Le CAC cède encore du terrain

La Bourse de Paris reculait une nouvelle fois nettement lundi matin, le très fort regain de tension en Ukraine durant le week-end et la chute des marchés américains en fin de semaine dernière, pesant sur l’esprit des investisseurs.

A mi-séance, l'indice CAC 40 perdait 0,73% à 4 333,92 points, le DAX 0,78% à 9 242,78 points et le FTSE 100, 0,65% à 6 518,98 points. 

La situation ukrainienne a définitivement repris le devant de la scène durant ce week-end. 

Une série d’attaques coordonnées a été lancée ce week-end dans des villes de l’est de l’Ukraine par des hommes armés portant souvent des uniformes sans insignes alors que Moscou continuait d’amasser des troupes le long des 1 500 kilomètres de la frontière russo-ukrainienne faisant, de plus en plus craindre aux occidentaux, la répétition du scénario de la Crimée. Ce faisant, la réunion du Conseil de sécurité de l'ONU à propos de la situation, dans la nuit de dimanche à lundi, n'a débouché sur aucun compromis, russes et occidentaux, se renvoyant la responsabilité de la situation. 

Lundi matin, les violences se poursuivaient, laissant craindre un embrasement de la situation avec l’intervention de l’armée ukrainienne à la fin de l’ultimatum du président ukrainien par intérim, Olexandre Tourtchinov qui avait laissé jusqu’à ce matin aux insurgés pro-russes pour désarmer, sans risque de poursuite.

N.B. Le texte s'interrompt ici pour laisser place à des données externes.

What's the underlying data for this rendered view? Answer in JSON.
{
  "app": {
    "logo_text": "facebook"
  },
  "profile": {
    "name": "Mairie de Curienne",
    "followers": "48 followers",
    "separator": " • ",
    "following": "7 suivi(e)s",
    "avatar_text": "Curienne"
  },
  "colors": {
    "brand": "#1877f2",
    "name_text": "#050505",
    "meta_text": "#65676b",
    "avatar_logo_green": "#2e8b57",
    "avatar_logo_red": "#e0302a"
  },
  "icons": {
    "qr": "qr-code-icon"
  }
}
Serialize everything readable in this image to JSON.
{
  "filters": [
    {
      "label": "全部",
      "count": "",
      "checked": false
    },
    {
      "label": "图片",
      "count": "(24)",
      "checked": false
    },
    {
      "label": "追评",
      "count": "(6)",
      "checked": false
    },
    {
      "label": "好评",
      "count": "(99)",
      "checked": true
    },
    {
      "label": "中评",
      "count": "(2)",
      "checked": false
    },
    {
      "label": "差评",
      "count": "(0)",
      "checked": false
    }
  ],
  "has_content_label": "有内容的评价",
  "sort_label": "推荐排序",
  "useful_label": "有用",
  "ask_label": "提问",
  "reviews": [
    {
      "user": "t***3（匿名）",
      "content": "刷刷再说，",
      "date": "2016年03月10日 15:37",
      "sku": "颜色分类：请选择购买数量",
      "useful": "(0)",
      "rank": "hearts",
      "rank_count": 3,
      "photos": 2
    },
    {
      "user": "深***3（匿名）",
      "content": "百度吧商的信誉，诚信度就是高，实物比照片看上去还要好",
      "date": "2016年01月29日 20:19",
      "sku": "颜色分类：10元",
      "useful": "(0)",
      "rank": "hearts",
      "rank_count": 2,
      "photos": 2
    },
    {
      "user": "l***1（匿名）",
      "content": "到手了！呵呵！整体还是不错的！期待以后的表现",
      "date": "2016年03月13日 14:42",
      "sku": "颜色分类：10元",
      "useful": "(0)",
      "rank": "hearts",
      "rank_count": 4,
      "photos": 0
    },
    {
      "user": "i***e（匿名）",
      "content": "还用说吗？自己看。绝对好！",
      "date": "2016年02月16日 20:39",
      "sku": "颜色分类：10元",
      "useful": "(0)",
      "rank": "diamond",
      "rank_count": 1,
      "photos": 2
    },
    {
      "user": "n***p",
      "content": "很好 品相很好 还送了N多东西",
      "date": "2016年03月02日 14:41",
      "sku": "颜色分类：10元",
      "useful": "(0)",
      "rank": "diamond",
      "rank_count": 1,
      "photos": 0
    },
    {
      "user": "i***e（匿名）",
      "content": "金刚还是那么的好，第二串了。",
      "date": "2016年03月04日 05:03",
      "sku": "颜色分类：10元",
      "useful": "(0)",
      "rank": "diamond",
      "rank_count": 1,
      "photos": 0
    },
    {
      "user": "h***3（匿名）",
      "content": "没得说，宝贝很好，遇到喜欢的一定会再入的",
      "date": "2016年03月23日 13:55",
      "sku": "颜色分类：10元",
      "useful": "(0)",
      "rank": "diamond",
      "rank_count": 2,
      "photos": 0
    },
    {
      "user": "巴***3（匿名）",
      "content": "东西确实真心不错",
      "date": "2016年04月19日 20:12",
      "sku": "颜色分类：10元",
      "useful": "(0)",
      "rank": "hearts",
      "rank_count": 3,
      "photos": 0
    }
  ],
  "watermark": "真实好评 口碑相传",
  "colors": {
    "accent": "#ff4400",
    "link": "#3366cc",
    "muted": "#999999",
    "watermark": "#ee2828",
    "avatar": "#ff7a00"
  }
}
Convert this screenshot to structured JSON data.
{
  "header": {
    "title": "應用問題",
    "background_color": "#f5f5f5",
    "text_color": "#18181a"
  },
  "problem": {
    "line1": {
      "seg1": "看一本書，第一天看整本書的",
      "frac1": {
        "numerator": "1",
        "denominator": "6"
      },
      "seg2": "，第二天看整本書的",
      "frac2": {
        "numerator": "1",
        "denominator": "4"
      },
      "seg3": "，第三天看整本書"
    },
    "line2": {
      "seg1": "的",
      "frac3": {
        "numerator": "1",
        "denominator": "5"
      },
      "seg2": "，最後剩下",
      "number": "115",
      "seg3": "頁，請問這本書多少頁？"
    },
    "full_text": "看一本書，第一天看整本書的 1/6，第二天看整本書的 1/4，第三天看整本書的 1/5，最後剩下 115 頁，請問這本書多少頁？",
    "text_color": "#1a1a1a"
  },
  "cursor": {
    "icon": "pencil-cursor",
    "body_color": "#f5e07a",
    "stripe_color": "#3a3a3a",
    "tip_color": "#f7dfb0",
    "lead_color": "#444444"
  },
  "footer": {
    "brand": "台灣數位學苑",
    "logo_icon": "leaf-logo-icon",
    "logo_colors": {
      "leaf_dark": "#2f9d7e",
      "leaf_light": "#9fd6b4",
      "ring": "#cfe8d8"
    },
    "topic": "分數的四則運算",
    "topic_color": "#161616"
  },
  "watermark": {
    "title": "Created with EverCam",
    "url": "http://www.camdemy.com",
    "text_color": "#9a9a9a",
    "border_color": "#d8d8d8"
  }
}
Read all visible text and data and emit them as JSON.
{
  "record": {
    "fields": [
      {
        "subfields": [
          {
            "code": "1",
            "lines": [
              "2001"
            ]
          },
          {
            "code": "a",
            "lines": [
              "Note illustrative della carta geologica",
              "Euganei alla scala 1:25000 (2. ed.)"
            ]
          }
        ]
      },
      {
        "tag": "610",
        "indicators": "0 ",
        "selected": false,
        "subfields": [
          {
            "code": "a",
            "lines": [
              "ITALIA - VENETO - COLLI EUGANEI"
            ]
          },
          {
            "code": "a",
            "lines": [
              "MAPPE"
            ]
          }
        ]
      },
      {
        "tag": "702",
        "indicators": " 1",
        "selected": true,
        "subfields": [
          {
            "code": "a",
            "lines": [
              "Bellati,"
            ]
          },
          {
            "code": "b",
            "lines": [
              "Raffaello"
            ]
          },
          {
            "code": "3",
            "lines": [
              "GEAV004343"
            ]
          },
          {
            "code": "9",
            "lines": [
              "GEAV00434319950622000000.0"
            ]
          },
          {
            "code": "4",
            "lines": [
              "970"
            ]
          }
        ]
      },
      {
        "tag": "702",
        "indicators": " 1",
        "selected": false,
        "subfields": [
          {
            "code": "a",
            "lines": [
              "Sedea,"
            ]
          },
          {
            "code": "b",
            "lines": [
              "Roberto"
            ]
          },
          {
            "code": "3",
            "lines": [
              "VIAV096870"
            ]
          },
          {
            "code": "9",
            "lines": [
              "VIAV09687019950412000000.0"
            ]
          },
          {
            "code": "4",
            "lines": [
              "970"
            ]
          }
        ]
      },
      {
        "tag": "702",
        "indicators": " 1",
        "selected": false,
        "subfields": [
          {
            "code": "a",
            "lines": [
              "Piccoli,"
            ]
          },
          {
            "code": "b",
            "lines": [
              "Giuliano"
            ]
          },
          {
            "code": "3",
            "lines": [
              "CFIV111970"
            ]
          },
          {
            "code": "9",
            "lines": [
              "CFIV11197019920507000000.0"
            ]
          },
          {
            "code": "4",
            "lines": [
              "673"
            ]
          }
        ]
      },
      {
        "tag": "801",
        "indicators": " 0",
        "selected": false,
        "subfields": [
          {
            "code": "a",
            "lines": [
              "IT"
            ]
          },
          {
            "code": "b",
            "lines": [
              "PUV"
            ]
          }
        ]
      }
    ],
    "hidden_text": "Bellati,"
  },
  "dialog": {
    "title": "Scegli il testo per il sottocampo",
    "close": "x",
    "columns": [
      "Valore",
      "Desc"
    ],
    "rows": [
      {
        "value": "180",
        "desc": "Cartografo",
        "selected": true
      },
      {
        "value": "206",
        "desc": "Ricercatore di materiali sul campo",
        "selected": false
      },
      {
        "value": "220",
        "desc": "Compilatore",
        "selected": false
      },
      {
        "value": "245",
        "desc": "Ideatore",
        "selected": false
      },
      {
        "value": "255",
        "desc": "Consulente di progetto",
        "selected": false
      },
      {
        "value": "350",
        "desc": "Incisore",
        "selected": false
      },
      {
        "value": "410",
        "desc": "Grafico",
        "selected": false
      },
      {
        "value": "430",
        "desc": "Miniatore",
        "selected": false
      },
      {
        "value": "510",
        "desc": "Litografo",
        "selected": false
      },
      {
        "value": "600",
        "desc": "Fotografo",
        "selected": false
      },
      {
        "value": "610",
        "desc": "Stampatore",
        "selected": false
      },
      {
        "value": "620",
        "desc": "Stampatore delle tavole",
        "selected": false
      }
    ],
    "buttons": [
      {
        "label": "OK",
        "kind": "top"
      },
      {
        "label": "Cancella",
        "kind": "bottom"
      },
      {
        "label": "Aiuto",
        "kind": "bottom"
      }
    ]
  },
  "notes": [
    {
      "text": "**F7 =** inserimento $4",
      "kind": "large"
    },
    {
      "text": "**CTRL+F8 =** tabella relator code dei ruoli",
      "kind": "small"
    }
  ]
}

Outre la situation ukrainienne, la baisse des marchés américains en fin de semaine et plus particulièrement, du Nasdaq, et la déception concernant les résultats de JPMorgan continuaient d’alimenter les inquiétudes des investisseurs. 

La défiance envers certaines valeurs du secteur des technologies et des réseaux sociaux s’est confirmée. Les valeurs « star », Netflix, Tesla, Facebook, Twitter, Biogen, Amazon et Google ont toutes reculé fortement. 

De son côté, JPMorgan a déçu les investisseurs en publiant des résultats trimestriels en baisse. La banque a réalisé au premier trimestre 2014 un bénéfice net de 1,28 dollar par action, contre 1,59 dollar par un an plus tôt. Le produit net bancaire a, lui, reculé de 8,5% à 22,99 milliards, alors que le consensus tablait sur 24,53 milliards.

Dans ce contexte, les déclarations de Mario Draghi samedi qui s’est dit décider à agir contre l’euro fort afin d’aider la croissance de la zone euro et la hausse de la production industrielle dans l’union monétaire du vieux continent n’ont pas eu d’impact sur les marchés.

Outre-Atlantique, dans une séance dépourvue d’indicateurs majeures, les investisseurs, après ceux mitigés de JPMorgan vendredi, scruteront de près les résultats de Citigroup.

Parmi les valeurs françaises, le secteur bancaire était particulièrement sanctionné ce matin. Société Générale reculait de 3,42% à 42,265 euro après avoir annoncé l’acquisition des 7% détenus par la société d'investissement Interros, dans sa filiale russe Rosbank. Dans la foulée, Natixis perdait 4,17% à 4,969 euros, Crédit Agricole 2,85% à 10,905 euros et BNP Paribas, 1,87% à 53,99 euros.

Peugeot Citroën perdait 4,86 % à 13,03. Le groupe a dévoilé ce matin son plan stratégique à moyen terme afin de retrouver une marge opérationnelle positive de 2% d'ici 2018. Carlos Tavares a expliqué que le but de l’entreprise pour 2018 serait atteint par une stricte discipline financière et une simplification importante de ses gammes de voitures.

Airbus perdait 3,38% à 48,13 euros. Le groupe a été retenu pour la construction de  la prochaine génération de satellites européens pour un montant de 1,5 milliard d'euros. 

L'action Axa reculait 0,96% à 17,955 euros. Le groupe a conclu un partenariat stratégique avec le réseau social Facebook, une première en France pour une entreprise du CAC 40, qui devrait lui permettre d'accroître ses ventes sur mobile.

Sequana s’effondrait de 23,72% 5,50 euros après avoir annoncé que son augmentation de capital pourrait s'effectuer avec une "décote significative" par rapport au cours de son action.

Enfin, Cellectis baissait de 10,77% à 5,22 euros après l’annonce de l’augmentation de ses pertes en 2013, suite à une chute de plus de 20% de ses revenus et de charges de restructuration au second semestre.

L’Euro se repliait à 1,3829 dollar. L’or progressait à 1 323,71 dollars l’once et le Brent, échéance juin 2014, restait quasi stable à 107,38 dollars le baril.